Invalidation Frustration

Students of color reflect on racially motivated comments devaluing their academic success.


Graphic by Grace Kosten and Fallon Dern

Emmy Zhang

Sprawled out on the floor of her living room, Idalis McZeal ’23 passed a bowl of popcorn back and forth with a friend while “Legally Blonde” played on the television screen. As Elle Wood’s law school application video began to play, McZeal paused the movie to talk about her own dreams for the future. McZeal began sharing her aspirations to attend an excellent college but said her enthusiasm came to a sudden halt when her friend stated, “You have nothing to worry about. You’re going to get into every school you apply to, you know, because you’re Black.”

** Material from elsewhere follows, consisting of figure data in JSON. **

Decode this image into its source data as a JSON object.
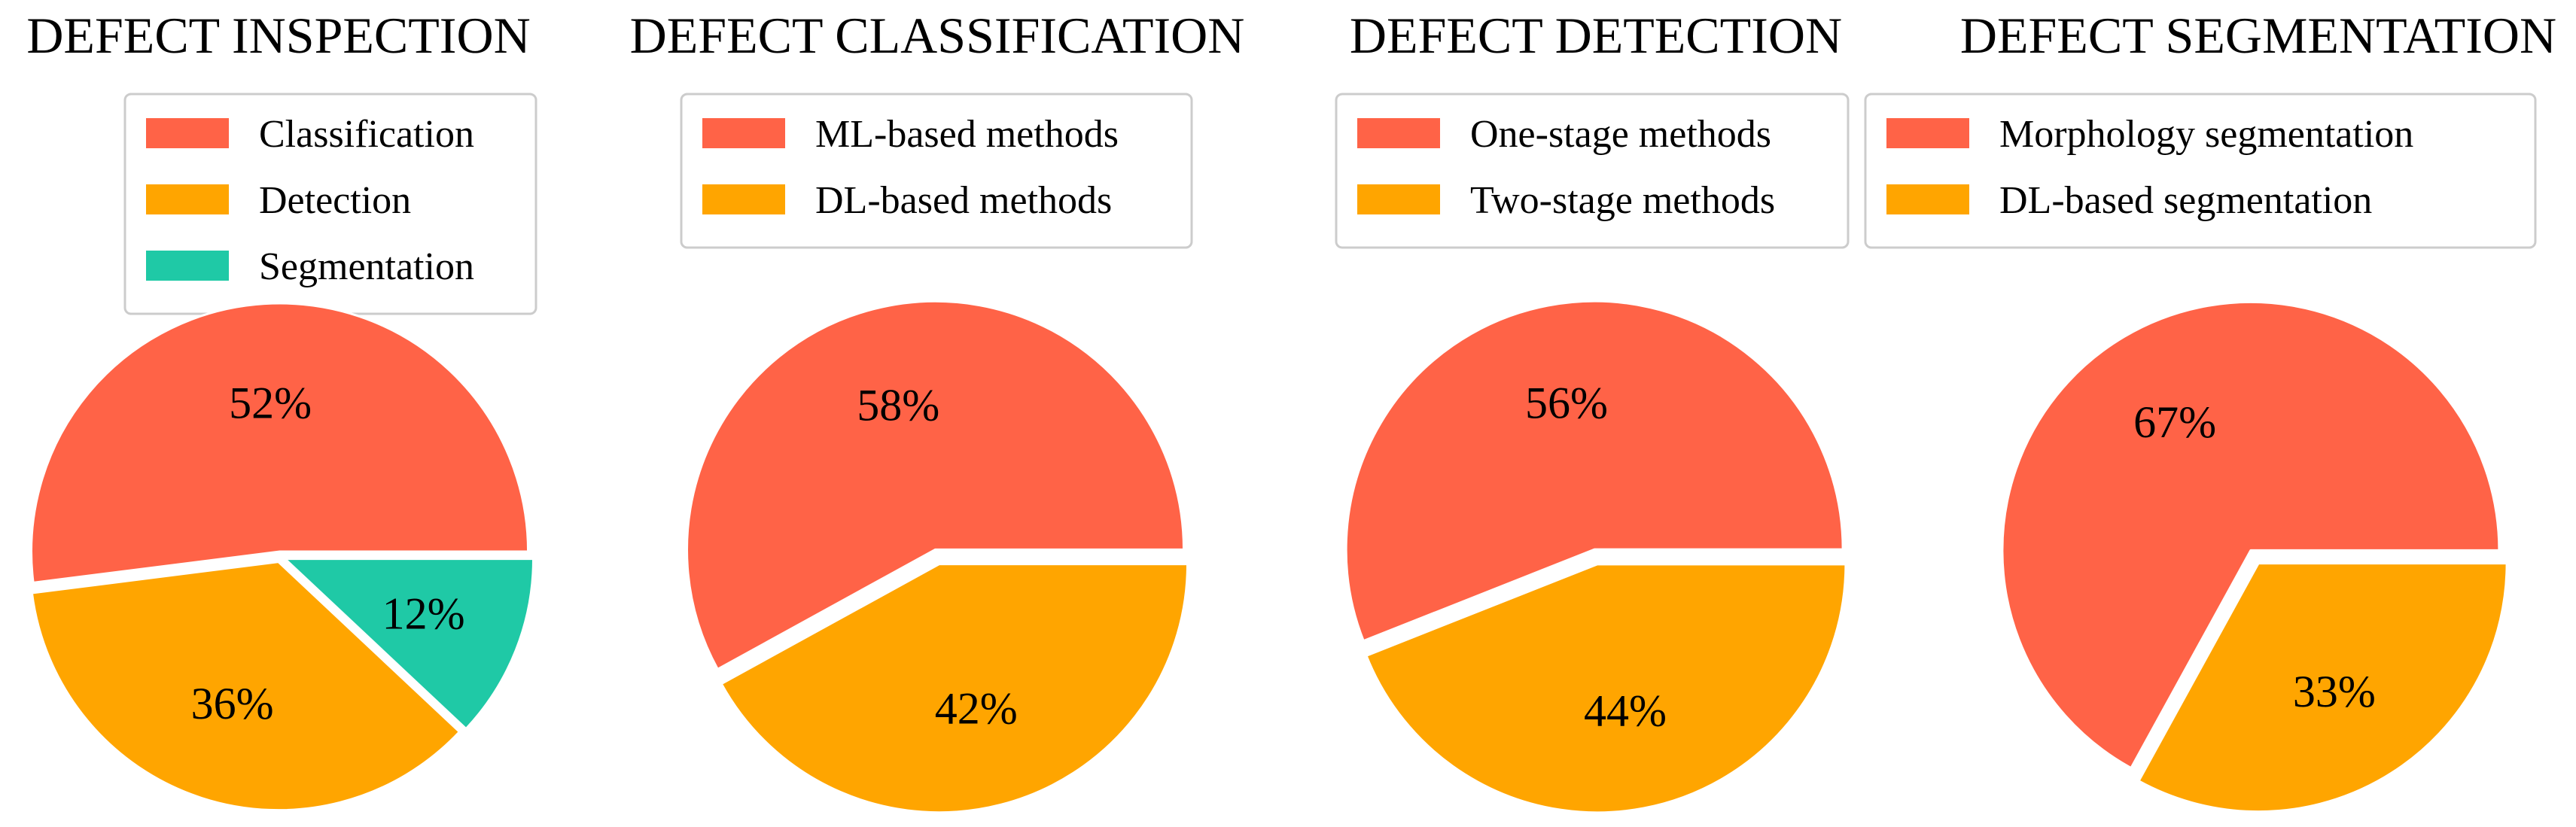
{
  "colors": {
    "background": "#ffffff",
    "legend_border": "#cccccc",
    "slice_border": "#ffffff",
    "text": "#000000",
    "red": "#FF6347",
    "orange": "#FFA500",
    "teal": "#1FC9A6"
  },
  "chart_data": [
    {
      "type": "pie",
      "title": "DEFECT INSPECTION",
      "legend_position": "top",
      "start_angle_deg": 0,
      "series": [
        {
          "name": "Classification",
          "value": 52,
          "label": "52%",
          "color": "#FF6347"
        },
        {
          "name": "Detection",
          "value": 36,
          "label": "36%",
          "color": "#FFA500"
        },
        {
          "name": "Segmentation",
          "value": 12,
          "label": "12%",
          "color": "#1FC9A6"
        }
      ]
    },
    {
      "type": "pie",
      "title": "DEFECT CLASSIFICATION",
      "legend_position": "top",
      "start_angle_deg": 0,
      "series": [
        {
          "name": "ML-based methods",
          "value": 58,
          "label": "58%",
          "color": "#FF6347"
        },
        {
          "name": "DL-based methods",
          "value": 42,
          "label": "42%",
          "color": "#FFA500"
        }
      ]
    },
    {
      "type": "pie",
      "title": "DEFECT DETECTION",
      "legend_position": "top",
      "start_angle_deg": 0,
      "series": [
        {
          "name": "One-stage methods",
          "value": 56,
          "label": "56%",
          "color": "#FF6347"
        },
        {
          "name": "Two-stage methods",
          "value": 44,
          "label": "44%",
          "color": "#FFA500"
        }
      ]
    },
    {
      "type": "pie",
      "title": "DEFECT SEGMENTATION",
      "legend_position": "top",
      "start_angle_deg": 0,
      "series": [
        {
          "name": "Morphology segmentation",
          "value": 67,
          "label": "67%",
          "color": "#FF6347"
        },
        {
          "name": "DL-based segmentation",
          "value": 33,
          "label": "33%",
          "color": "#FFA500"
        }
      ]
    }
  ]
}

McZeal said her friend’s comment was both hurtful and racist and that she continues to feel its impact on her self-perception.

“That racist remark is still ingrained in my own thinking and the way I view myself,” McZeal said. “It started a cycle of self-doubt that often causes me to ask myself, ‘Am I [successful] because I deserve it, or am I here because of my skin color?’”

McZeal said she feels that her competence and effort are discredited when she is defined solely by her race.

“When I’m told the only reason I am where I am or the only reason I’ll ever achieve anything is because of my racial identity, which isn’t something I achieved or worked at but something completely out of my control, it invalidates all of my achievements,” McZeal said.

Students of color reflect on the ways in which racial stereotypes can invalidate their achievements and create feelings of self-doubt

Other students of color said that they have been in similar situations where their accomplishments were dismissed. Black Leadership Awareness and Culture Club (BLACC) leader Eghosasere Asemota ’22 said as a person of color, he feels that people immediately credit his academic success to special treatment and extra help.

“I feel I have to defend my accomplishments,” Asemota said. “Many people think that if [students of color] do well, we must have received special guidance and help, or that our position as minorities makes us less intelligent or less capable of achieving success on our own.”

Like Asemota, Junior Prefect Simon Lee ’23 said there are myths about minorities receiving special treatment that should be debunked, particularly those surrounding affirmative action.

“I’ve been told that affirmative action is theoretically screwing me over because I’m Asian, which is a huge oversimplification,” Lee said. “People at the top like to propagate this myth that everything is zero-sum when it comes to minority groups, that one minority group can only succeed at the expense of other minorities.”

Fernanda Herrera ’23 said she has been strongly impacted by misconceptions regarding affirmative action. She said her former middle school classmates alleged she was only accepted by the school in order to fill a diversity quota.

“When I told other people that I had gotten into Harvard-Westlake, they said, ‘Oh yeah, don’t they take in a certain number of students of color each year? Are you part of their diversity program?’” Herrera said. “As I sat there, doubts started creeping in. I thought maybe they did pick me because they want the school to look diverse.”

Head of Admission and Enrollment Aaron Mieszczanski said all students are admitted for their character, regardless of their ethnic backgrounds.

“We do not have a diversity quota at Harvard-Westlake,” Mieszczanski said. “In our work in the Admission Office, we aim to attract, enroll and celebrate students who are kind, open-minded, ambitious and engaged from all backgrounds.”

Students of color share how they cope with debasing comments and maintain their self-confidence

Women of Color Club co-leader Cionnie Pineda ’22 said she initially lost confidence in her abilities when faced with condescending comments suggesting that she has received special academic help as a woman of color. She said she now copes with these insensitive remarks by actively focusing on appreciating herself and her unique contributions as a woman of color.

“At first, I doubted myself a lot,” Pineda said. “But now, I’ve learned that the people who make such comments can never understand the narrative of being a woman of color [or] how systemic racism inherently holds us back from opportunities. Although it comes with negatives, like lack of opportunities, being a woman of color is beautiful. I’ve grown so much the last couple of years and have learned to love myself and celebrate my differences.”

Pineda said that she is eager to boost the confidence of all students of color and to ensure they acknowledge their self-worth

“I want to inspire other people of color not only to fight for women of color but also to believe in themselves,” Pineda said. “It’s hard to truly see your own potential in a world that oppresses you.”

Community brainstorms ways to take action and enact change on campus

Head of Diversity, Equity and Inclusion (DEI) and Associate Director of Admission Janine Jones said purposeful action is the most effective way to eliminate remarks that belittle people of color.

“The erasure and invisibility of people of color is a common phenomenon and one that will only be eradicated with awareness and intentional action,” Jones said. “If people aren’t aware of the damaging effects of their disparaging comments, the chances that they will go away are less likely.”

Pineda said the key to change on campus is to educate everyone through honest and open conversations about the experiences of people of color.

“As a school, I feel like we should have presentations and workshops that educate other people about what people of color go through and [encourage people of color to] spread the truths of their challenges,” Pineda said. “I think Harvard-Westlake has come a long way, but there are always going to be ways to create an even more inclusive community.”